The last time the eccentricities of the art world grabbed mainstream attention, Beeple was to thank, his Everydays: the First 5000 Days (2021) prompting that tired and essential question: what is art? This hasn't happened with Maurizio Cattelan's Comedian, Winkelmann said. Yes, the work is absurd and grossly expensive, but no one's saying it's not art. Nor has it escaped his attention that Justin Sun, the banana's gleeful owner, was Everydays's under bidder.
"A hundred years ago, we decided you could turn over a toilet and call it art, but I draw pictures every day on the computer with the sole purpose of them being art and people say it's not art. How could that possibly be?"
— Richard Whiddington, @artnet
My brother Scott working on his encyclopedia. He suffers from short-term memory loss for the last 35 years. This is part of his memory now. He writes and collects images that he reads through to help him remember. Rather remarkable.
— @craigdykers
The antediluvian period is the time period chronicled in the Bible between the fall of man and the Genesis flood narrative in biblical cosmology... Colloquially, the term is used to refer to any ancient and murky period.
— Wikipedia, "Antediluvian"
Cortis and Sonderegger's process calls attention to the staging of photographs, whether made in the studio or as a historic record.
— Wall text, "Making of "Mont Blanc: La Jonction" (by Louis Auguste Bisson & Auguste Rosalie Bisson, 1861)," The Nelson Atkins Museum of Art
I'm going to watch until he wakes up.
— Cora watching the baby monitor
Two dings.
— Lily on the sound airplanes make before takeoff
As humans, we possess the unique habit of archiving; we collect symbols essentialized by their permanence. We build up the intimate interiors of our homes with found artifacts, collected ephemera, photographic records capturing our lineage. We place these images on our walls in neat geometric compositions. We move to translate the loss of time into an idealized eternity by passing these records down — each a form of proof that life has continuity, that we belong to the past and equally as much to something beyond ourselves.
— Lydia Chodosh, On the Impulse to Notate
The gift that was a cutting of my grandmother's Plumeria tree sent from Los Angeles has been refused by the Louvre Museum in Paris on the grounds that the collections do not contain works in this format.
— @davidhorvitz
MrBeast has reportedly rented the three Pyramids of Giza for 100 hours for a YouTube video.
— @starworldlab
Of course, I am happy. In each of your hearts is piece of Nelly, and you’re never gonna forgot me, and that was my aim. Cake, we can bake. Piece of Nelly, you got.

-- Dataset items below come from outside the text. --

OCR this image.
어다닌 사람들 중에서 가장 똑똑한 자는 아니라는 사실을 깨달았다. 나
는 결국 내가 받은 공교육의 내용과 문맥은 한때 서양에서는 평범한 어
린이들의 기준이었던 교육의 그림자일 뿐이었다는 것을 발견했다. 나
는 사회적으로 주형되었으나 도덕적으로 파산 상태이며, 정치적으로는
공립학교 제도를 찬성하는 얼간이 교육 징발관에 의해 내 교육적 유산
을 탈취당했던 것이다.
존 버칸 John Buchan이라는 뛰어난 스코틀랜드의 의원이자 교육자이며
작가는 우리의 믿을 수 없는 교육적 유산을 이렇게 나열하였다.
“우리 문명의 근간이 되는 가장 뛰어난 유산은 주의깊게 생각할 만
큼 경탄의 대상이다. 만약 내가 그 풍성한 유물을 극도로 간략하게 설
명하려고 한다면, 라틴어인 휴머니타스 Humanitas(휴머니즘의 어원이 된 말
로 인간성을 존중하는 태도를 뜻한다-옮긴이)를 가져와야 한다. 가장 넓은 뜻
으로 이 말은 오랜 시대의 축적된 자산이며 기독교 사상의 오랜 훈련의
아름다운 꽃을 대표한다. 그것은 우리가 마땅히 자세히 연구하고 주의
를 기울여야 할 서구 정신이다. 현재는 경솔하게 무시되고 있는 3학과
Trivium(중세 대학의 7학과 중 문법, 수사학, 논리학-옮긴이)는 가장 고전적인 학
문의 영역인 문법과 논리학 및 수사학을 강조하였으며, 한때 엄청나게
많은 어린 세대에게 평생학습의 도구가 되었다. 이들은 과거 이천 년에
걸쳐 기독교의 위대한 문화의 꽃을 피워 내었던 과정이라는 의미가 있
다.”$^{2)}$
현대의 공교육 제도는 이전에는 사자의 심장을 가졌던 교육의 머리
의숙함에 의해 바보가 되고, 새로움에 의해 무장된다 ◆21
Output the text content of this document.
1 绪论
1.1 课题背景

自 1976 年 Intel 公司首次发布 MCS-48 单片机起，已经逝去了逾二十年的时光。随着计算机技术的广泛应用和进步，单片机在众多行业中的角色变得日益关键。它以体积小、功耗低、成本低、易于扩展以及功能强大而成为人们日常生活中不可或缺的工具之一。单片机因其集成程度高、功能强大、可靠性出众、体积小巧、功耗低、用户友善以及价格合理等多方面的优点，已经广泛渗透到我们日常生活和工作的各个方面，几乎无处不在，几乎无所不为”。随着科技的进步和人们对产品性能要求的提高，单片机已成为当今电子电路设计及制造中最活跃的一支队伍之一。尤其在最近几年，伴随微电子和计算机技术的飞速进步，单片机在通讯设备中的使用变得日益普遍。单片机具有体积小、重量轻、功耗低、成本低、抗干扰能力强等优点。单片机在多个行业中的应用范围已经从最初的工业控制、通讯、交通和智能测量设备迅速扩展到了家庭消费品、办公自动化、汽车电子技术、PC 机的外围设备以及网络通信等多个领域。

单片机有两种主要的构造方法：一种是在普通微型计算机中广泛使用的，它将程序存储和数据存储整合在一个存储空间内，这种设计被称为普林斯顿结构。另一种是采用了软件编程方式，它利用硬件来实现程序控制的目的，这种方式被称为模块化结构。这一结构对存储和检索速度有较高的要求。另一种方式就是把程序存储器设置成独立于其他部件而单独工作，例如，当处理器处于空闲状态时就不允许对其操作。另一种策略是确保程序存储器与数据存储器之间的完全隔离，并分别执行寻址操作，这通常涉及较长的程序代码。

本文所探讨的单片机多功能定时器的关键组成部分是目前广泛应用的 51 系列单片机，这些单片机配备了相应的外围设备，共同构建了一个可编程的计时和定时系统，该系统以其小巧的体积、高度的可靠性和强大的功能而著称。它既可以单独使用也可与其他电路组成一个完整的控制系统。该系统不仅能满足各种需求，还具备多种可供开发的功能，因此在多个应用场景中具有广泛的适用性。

— Nelly, "E6 Autumn Week," The Great British Baking Show
Dadadadadada
— Wally
Joe says that when he looks at Bo, he feels past generations looking through him, like a stack of pringles.
— @noraphone
I was born to have him.
— Lily
Working each day for nearly a decade, Lemon has made these drawings as "a way to memorialize, honor, and celebrate the greatness of minor things."
— Wall text, Ralph Lemon's "Untitled (The greatest [Black] art history story ever told. Unfinished)"
if i'm ever terminal or anything please bring me to pet animals
giraffes bunnies
— Lily in a text
Thus, Reagan would grow up to be a model American, freed of the burden of the past and ready to make a fresh start. In other countries, the historian Bernard Lewis observed, events that had happened a thousand years ago were still sparking conflict. In the land of opportunity, by contrast, the phrase "that's history" was used to dismiss something as having "no relevance to present events, concerns or purposes."